Each artist’s message will end in #XMAP, a hashtag that leads viewers to In Plain Sight’s website — which will include all of the locations the skytyping planes will cover — as well as an interactive map that locates the ICE detention facilities within their immediate vicinity. “This is not an artwork about immigrant detention,” Cassils told HYPEBEAST. “It’s an artwork that is an amplification device to raise awareness for the voices on the ground of all our partner organizations who have been doing this work so well and know the problem intimately. We have included artists who have themselves been detained and incarcerated. It’s not about artists speaking for, but piercing through the noise, so that you, too, can make a difference.”

In Plain Sight Aerial Demonstration Migrant Detention Mass Incarceration Independence Day July 3 Messages Sky National Intervention Cassils Rafa Esparza Skytyping messages detention camps facilities centers mass incarceration independence day fourth of july

“NO MORE CAMPS” by Karen L. Ishizuka. In Plain Sight, conceived by Cassils and rafa esparza, is a coalition of 80 artists fighting migrant detention and the culture of incarceration. The performance occurred in July 2020. IPS AR artworks are accessible via artist Nancy Baker Cahill’s 4th Wall app

In Plain Sight has partnered with organizations like The Haitian Bridge Alliance, the ACLU of Southern California, Detention Watch Network, MIJENTE, and others that aim to abolish ICE and the police in order for Black, Latinx, Indigenous and all people to be free.
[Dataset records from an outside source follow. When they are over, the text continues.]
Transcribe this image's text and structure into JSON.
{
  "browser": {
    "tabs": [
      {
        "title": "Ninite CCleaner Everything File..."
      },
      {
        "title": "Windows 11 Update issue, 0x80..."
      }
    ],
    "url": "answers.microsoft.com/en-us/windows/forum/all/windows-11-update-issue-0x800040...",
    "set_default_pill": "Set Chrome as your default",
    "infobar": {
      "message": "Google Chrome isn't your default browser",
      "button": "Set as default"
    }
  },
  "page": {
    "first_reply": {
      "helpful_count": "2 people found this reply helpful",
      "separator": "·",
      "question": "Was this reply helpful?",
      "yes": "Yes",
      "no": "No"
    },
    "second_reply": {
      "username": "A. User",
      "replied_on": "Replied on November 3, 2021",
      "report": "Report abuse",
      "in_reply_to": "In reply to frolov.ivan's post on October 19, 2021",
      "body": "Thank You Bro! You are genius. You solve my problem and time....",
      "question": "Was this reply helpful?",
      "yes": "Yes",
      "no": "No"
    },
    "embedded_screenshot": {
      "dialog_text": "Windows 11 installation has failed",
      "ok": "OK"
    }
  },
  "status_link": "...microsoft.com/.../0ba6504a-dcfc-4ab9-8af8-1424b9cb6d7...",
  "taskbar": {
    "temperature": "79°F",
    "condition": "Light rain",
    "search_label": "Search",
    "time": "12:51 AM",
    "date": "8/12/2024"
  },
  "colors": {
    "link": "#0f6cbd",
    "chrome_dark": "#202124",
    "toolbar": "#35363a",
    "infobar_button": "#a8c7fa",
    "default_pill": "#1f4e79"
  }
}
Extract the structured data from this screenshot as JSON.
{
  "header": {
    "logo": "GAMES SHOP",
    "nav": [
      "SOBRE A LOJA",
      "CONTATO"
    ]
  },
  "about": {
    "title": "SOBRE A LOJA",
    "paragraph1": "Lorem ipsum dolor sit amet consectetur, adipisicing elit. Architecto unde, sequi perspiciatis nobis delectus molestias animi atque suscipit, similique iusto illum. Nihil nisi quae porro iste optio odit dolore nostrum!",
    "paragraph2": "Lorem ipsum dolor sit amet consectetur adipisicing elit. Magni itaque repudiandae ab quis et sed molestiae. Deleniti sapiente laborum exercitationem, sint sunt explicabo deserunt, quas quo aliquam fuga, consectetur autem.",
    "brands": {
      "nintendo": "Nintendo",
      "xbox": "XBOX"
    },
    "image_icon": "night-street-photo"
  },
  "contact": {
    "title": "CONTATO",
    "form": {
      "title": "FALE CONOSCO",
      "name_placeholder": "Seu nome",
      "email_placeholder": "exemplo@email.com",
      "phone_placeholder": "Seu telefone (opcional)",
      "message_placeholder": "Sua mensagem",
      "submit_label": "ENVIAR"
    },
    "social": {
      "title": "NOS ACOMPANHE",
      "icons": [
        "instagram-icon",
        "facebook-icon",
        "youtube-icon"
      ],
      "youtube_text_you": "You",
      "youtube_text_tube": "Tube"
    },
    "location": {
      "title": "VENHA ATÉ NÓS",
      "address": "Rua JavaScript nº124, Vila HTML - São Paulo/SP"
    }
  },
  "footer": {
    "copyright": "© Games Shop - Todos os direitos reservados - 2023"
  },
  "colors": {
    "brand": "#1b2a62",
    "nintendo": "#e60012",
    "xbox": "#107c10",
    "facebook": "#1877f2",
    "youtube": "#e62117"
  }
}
Among the artists and activists participating in the large-scale project include Black Lives Matter co-founder Patrisse Cullors, gender non-conforming writer and performance artist ALOK, Chicago-based artist Brian Herrera, trans visual artist Paolo Riveros, among many others.

One of IPS’ community partners, Make The Road New Jersey, will skytype the message “FREE THEM ALL” over Essex County Correctional Facility in Newark. “The day before Americans watch fireworks light up the sky in celebration of freedom and liberty, we will look to the skies across New Jersey to be reminded that liberty and justice are not available to everyone here,” said Sara Cullinane, Director of the community-based organization. “In New Jersey, every year thousands of individuals are taken from their families and detained in four ICE detention centers, some housed in county jails that bring lucrative contracts to our counties. Detention is cruel and inhumane — even before COVID, dozens of detainees died in ICE and CBP custody. Now is the moment for our government to release all detainees.”

We spoke to Cassils and rafa esparza about organizing In Plain Sight, as well as artists and activists Zackary Drucker, Narcissister, Karen L. Ishizuka and Jackie Sumell on participating in such a large-scale project and the importance of their messages today.

“This project is about visibilizing what’s rendered invisible.” — Cassils

When did the idea for In Plain Sight form? Why did you decide on an aerial demonstration?

Cassils: I think the idea for the skytyping was conceived on the Fourth of July of last year. It was inspired by watching skytyping, which is such a patriotic sort of display of nationalism, and thinking about how amazing it would be to retool that methodology towards a different message. This project is about visibilizing what’s rendered invisible, which is this incredible problem and stain and horror of for profit immigrant detention in this country. People don’t know how many of these camps exist. They’re in every single state in this country — there are over 55,000 people, right now today, being held in cages.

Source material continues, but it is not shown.